Already since 15.17 ReadPGN() has also one other place where overlapping copy is used but there it is solved correctly (I am ignoring efficiency aspects here) through a temp buffer, so there must have been some awareness of the "undefined behaviour" issue back then already ... The problematic code snippet (actually there are two in ReadPGN()) even starts with a redundant "strcpy(temp, input_buffer)" statement where the temp buffer is not used afterwards, so it looks as if the correct implementation was planned but somehow did not make it into the release.

Sven
ReadPGN was present for a lot longer than that, just not in a separate function. Crafty's opening book has ALWAYS been created by reading a PGN file. I elected to parse this way because unix does not have "record boundaries" formally, particularly when using the normal read() system call. This means you can read N bytes from a file containing chess moves, and break a move in half if it falls at the end of the bytes you read. My quick-and-dirty approach was to use a large buffer, and as it neared empty, read another block and concatenate. Simple enough and it worked almost forever. And still does except for the Mac OS X Mavericks change.

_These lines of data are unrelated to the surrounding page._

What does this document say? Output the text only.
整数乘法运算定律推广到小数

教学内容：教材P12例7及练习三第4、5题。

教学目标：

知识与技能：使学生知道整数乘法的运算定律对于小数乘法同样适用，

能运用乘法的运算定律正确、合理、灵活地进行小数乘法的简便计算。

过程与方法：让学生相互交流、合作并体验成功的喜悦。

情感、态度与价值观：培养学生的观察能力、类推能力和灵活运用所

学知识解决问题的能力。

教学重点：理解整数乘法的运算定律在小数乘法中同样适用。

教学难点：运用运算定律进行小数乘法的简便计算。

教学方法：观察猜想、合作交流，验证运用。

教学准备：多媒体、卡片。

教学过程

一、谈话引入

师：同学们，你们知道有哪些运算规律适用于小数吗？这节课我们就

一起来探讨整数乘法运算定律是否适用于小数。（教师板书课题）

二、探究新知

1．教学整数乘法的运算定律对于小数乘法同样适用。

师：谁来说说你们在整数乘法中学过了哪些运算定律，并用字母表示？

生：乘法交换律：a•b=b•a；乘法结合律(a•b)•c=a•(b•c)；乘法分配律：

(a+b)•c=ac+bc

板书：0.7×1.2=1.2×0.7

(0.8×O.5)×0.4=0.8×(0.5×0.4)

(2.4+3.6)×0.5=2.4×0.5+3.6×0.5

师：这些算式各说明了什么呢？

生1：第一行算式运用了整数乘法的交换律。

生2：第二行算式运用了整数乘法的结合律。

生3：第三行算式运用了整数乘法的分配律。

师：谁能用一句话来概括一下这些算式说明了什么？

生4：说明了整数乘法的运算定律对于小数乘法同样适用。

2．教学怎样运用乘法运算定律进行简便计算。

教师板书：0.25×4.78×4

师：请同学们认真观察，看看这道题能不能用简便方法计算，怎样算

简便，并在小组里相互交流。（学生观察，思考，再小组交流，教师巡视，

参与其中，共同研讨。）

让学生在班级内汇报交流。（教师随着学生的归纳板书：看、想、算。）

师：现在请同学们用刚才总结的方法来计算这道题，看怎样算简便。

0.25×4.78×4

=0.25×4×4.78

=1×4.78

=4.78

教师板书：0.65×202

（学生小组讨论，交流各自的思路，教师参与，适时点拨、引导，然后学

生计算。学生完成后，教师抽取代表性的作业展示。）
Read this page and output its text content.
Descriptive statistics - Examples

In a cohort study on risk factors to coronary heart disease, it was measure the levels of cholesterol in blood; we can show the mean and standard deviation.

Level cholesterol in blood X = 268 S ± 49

I won't begin to speculate why the bug was in one place and not another. It was written so long ago I can't begin to recall.
bob
Posts: 20943
Joined: Mon Feb 27, 2006 7:30 pm
Location: Birmingham, AL

Re: A note for C programmers

Post by bob »

bnemias wrote:
bob wrote:Changing the library to make it suddenly not work seems foolish when there is absolutely ZERO reason to do so.
Because there is reason to do it. It catches bugs. Perhaps not in your code, but any code that relies on the implementation of a subroutine is ripe for bugs. I don't have any idea if that is in fact the reason they made the change or not. But when you write code that depends on the implementation of a subroutine, you open yourself up to breakage whenever that subroutine changes-- whatever the reason. There may be important reasons why that subroutine must change, and to hold back a library just because some people make bad assumptions about the library is absurd.

It's writing solid code 101. Do not write code that depends on the implementation of the libraries you use.

Hm, so when I do a sort, is it safe or not? When I do a read() does it stop at my byte count, or stop at the number of bytes left in the file, or does it read more than I intended? Can I use this procedure inside a thread or can I not?

I depend on the behavior of functions all over the place.